There is so much I want to do to continue and honor Ghon, to fulfill some of his dreams and wishes, and create a legacy so that no one ever forgets him. There is so much to do at the house. I hate moving, but I want to be completely moved in. I'm trying to focus on the kids and trying not to forget about me. I want immediate results. But that doesn't happen. I keep hearing things take time, but when you lose such an important part of your life so quickly, without warning, and realize - for real - that tomorrow is never a given, time - well, time, it takes on a new perspective. I can't take time for granted. I want it all done and done now - but life doesn't happen that way. So I'll make a million lists that don't get finished and will stay up too late trying to make them get done. And I will only ask for help when absolutely necessary because I'm hard headed and want to show myself I can do it.
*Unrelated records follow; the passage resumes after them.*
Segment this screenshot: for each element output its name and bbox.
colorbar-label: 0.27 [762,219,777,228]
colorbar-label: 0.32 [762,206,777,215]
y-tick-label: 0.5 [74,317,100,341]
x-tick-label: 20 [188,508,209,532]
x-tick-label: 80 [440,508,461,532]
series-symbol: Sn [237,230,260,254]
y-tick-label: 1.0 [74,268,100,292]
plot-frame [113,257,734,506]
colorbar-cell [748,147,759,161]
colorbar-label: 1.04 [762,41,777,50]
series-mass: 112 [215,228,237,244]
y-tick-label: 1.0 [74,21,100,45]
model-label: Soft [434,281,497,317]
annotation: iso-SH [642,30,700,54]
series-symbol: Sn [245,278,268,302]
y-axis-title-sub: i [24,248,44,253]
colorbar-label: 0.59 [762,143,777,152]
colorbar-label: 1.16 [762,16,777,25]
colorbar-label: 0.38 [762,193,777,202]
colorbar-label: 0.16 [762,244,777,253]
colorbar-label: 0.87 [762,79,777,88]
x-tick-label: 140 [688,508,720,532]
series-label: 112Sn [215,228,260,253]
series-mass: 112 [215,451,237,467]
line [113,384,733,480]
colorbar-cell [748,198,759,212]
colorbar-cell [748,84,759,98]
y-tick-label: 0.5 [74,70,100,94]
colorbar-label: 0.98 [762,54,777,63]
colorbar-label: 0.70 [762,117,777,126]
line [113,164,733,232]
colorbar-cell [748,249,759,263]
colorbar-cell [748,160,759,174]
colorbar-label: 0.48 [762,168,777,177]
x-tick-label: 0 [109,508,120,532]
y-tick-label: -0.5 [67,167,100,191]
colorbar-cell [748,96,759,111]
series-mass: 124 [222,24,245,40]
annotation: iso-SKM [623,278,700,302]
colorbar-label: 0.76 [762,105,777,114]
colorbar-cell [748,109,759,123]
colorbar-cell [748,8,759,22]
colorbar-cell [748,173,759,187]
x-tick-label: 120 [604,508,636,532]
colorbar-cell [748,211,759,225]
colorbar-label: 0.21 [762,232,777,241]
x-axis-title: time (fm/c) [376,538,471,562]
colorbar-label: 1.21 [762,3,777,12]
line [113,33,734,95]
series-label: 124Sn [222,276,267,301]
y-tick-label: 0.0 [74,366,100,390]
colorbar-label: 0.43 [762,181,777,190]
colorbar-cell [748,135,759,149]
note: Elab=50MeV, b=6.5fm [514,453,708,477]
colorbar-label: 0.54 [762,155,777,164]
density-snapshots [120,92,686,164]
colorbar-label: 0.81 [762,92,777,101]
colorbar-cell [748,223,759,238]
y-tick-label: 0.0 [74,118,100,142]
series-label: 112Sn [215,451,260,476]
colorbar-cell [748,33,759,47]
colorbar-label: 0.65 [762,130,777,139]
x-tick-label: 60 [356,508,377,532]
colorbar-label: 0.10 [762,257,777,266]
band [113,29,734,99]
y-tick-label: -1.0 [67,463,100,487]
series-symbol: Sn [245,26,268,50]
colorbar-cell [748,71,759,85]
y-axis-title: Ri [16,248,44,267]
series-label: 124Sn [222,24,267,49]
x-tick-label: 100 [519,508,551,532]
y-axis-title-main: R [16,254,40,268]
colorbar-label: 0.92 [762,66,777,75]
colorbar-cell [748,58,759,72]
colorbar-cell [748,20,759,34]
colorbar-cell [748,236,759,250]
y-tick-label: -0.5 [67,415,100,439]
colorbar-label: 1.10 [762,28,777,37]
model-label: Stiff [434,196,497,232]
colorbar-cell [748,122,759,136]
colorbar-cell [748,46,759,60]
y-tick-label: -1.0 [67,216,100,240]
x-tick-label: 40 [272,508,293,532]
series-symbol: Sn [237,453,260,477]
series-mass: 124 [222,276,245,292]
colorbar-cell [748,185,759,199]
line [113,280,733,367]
Or, I'll wake up from this bizarre dream, and have Ghon here with me, swinging on our front porch swing hand in hand like we planned. But that won't happen.
And I can't exhaust myself much more.
So bear with me. I'm staying positive. I'm doing stuff. I'm giving back to others. But I know I'm still not operating at full speed. All cylinders are not firing. I feel so scatter brained, and I hate it. But I'll get there. Sooner or later. I need to. The kids need me to. Ghon wants me to.
Sooner or later. Because I have nothing but time and time has nothing but me.